30 fois plus de voitures vendues… mais moins de profits : Porsche face au paradoxe Lamborghini
Deux marques, un même groupe… mais des trajectoires opposées en 2025. Comment Porsche, fort de 300 000 ventes, peut-il vaciller quand Lamborghini, limité à 10 000 unités, prospère ? Entre quête de volume et culte de la rareté, l’équilibre semble fragile. Et si, dans le luxe automobile, grandir devenait un risque plutôt qu’une force ?
Porsche et Lamborghini face à une année charnière
En 2025, deux figures majeures du groupe Volkswagen ont suivi des chemins radicalement différents. D’un côté, Porsche, longtemps modèle d’équilibre entre volumes et rentabilité, traverse une zone de turbulences. De l’autre, Lamborghini confirme une santé insolente, portée par une stratégie opposée. Cette divergence interroge directement la manière dont les marques de luxe doivent se positionner aujourd’hui.
Porsche fragilisé par un marché instable
Avec environ 300 000 voitures écoulées sur l’année, Porsche reste un constructeur à très forte diffusion dans l’univers du premium. Pourtant, cette puissance industrielle s’est retournée contre lui lorsque le marché s’est tendu. La Chine a constitué le premier point de rupture. Face à un ralentissement notable et à des relations plus complexes avec le réseau local, la marque a dû revoir sa copie. Résultat, une décision forte en ce début d’année avec la suppression de près de 30 % de ses distributeurs sur ce marché clé. À cela se sont ajoutées les contraintes douanières américaines et des incertitudes autour de l’électrification de certains modèles comme les Macan, Cayenne ou encore les futures 718. Conséquence directe, la rentabilité s’est effondrée, passant d’environ 15 % dans les meilleures années à un niveau proche de zéro.
Lamborghini, la force de la rareté
À l’opposé, Lamborghini évolue dans une logique bien différente.
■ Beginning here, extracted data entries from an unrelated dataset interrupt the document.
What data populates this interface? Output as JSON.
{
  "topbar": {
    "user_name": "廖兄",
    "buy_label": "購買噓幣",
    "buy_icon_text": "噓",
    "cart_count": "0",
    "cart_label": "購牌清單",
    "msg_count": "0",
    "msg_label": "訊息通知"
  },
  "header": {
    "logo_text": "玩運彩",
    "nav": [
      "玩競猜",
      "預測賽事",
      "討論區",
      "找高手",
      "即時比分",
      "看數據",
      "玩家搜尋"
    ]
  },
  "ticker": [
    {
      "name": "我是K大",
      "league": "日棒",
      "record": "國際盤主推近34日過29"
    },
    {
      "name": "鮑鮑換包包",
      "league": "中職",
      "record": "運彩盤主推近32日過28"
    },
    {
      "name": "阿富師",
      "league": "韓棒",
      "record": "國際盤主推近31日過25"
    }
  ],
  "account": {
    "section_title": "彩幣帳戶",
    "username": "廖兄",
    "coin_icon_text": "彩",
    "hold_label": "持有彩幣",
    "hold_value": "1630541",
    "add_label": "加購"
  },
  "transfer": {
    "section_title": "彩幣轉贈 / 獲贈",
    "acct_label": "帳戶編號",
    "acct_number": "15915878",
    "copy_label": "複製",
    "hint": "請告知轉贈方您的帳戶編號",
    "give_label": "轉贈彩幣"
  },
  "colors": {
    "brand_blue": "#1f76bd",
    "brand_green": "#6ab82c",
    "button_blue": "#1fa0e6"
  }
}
Avec seulement 10 000 voitures vendues chaque année, la marque italienne joue volontairement la carte de l’exclusivité. Une stratégie qui porte ses fruits puisque sa marge opérationnelle atteint environ 24 %, un niveau comparable à celui de Ferrari. Ce positionnement permet un paradoxe frappant. Malgré des volumes trente fois inférieurs à ceux de Porsche, Lamborghini génère davantage de bénéfices d’exploitation. La rareté entretient le désir, tout en protégeant la marque des fluctuations brutales du marché.
Une question de taille… et de stratégie
Ce contraste met en lumière une problématique centrale pour le groupe Volkswagen. Porsche, en cherchant à élargir toujours plus sa clientèle, s’est rapproché de volumes dignes d’un constructeur généraliste, représentant à lui seul près de la moitié des ventes mondiales d’une marque comme Citroën. Mais dans le luxe, la croissance peut devenir un piège. Plus une structure est importante, plus elle est exposée aux retournements économiques. À l’inverse, une production maîtrisée permet d’absorber plus facilement les chocs.
Les nouvelles locomotives du groupe Volkswagen
Dans ce contexte, la hiérarchie interne évolue. Lamborghini s’impose désormais comme l’un des piliers de rentabilité du groupe, contribuant à lui seul à près de 10 % des bénéfices globaux. Un exploit compte tenu de ses volumes limités. Ce succès repose aussi sur une utilisation intelligente des ressources du groupe. Plateformes, moteurs et technologies sont partagés, ce qui réduit les coûts tout en laissant à Lamborghini la liberté de développer ses propres éléments. Une approche similaire à celle de Skoda, qui optimise elle aussi ces synergies, mais dans un registre totalement différent. Entre volume et exclusivité, 2025 rappelle une évidence souvent oubliée dans le luxe : ce n’est pas celui qui vend le plus qui gagne, mais celui qui maîtrise le mieux sa rareté.